Learning Elm? When I started learning it in 2016, Joël Quenneville’s technical writing was a huge resource—and it still is.

Joël’s clear, well-reasoned writing explains how to solve common issues and leverage Elm’s type system.

Here are 6 timeless articles from Elm’s “Coach Q”:

✅ Booleans and Enums


If you come from languages that don’t have union types, it’s natural to reach for the familiar Bool and String types to model your data.

In Elm, we can do better! Joël uses concrete, clear examples to show us how.

⚙️ Maybe Mechanics


Elm makes certain bugs impossible by making you declare a nullable value explicitly.

But knowing when and how to use the Maybe type is its own skill. Joël explains clearly what to do in the most common situations.
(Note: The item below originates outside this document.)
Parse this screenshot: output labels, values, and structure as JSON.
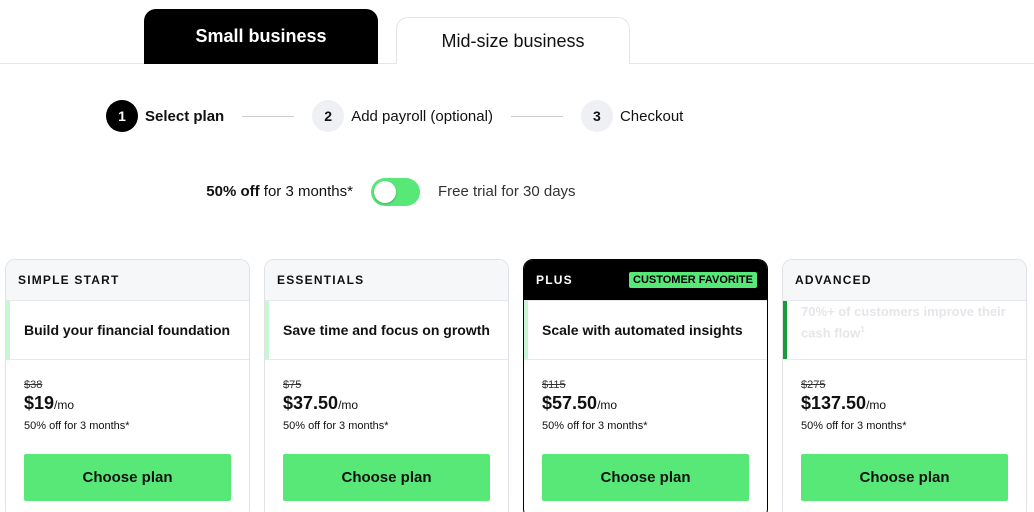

⚖️ Problem Solving with Maybe


Maybe is useful, but using it for each instance of a nullable value can overwhelm your codebase.

Joël shows how to make maintenance easier and how to model for more clarity.

😵‍💫 What’s Weird with Maybe List


Combining Maybe with types that have their own null states can make your program states ambiguous.

Joël provides helpful alternatives and makes a case for when Maybe (List a) is useful.

🎲 Rolling Random Romans


Generating random values in Elm is a challenging beginner topic. How do you produce random values when all functions are pure?

Joël helps introduce the Generator type and breaks the problem down into simple steps.

🪲 Debugging DOM event handlers in Elm


Elm’s helpful constraints make web development easier. But debugging the boundary between JavaScript and Elm (e.g. decoding JSON values) can be confusing.

Joël shares helpful tips for “seeing into” decoders.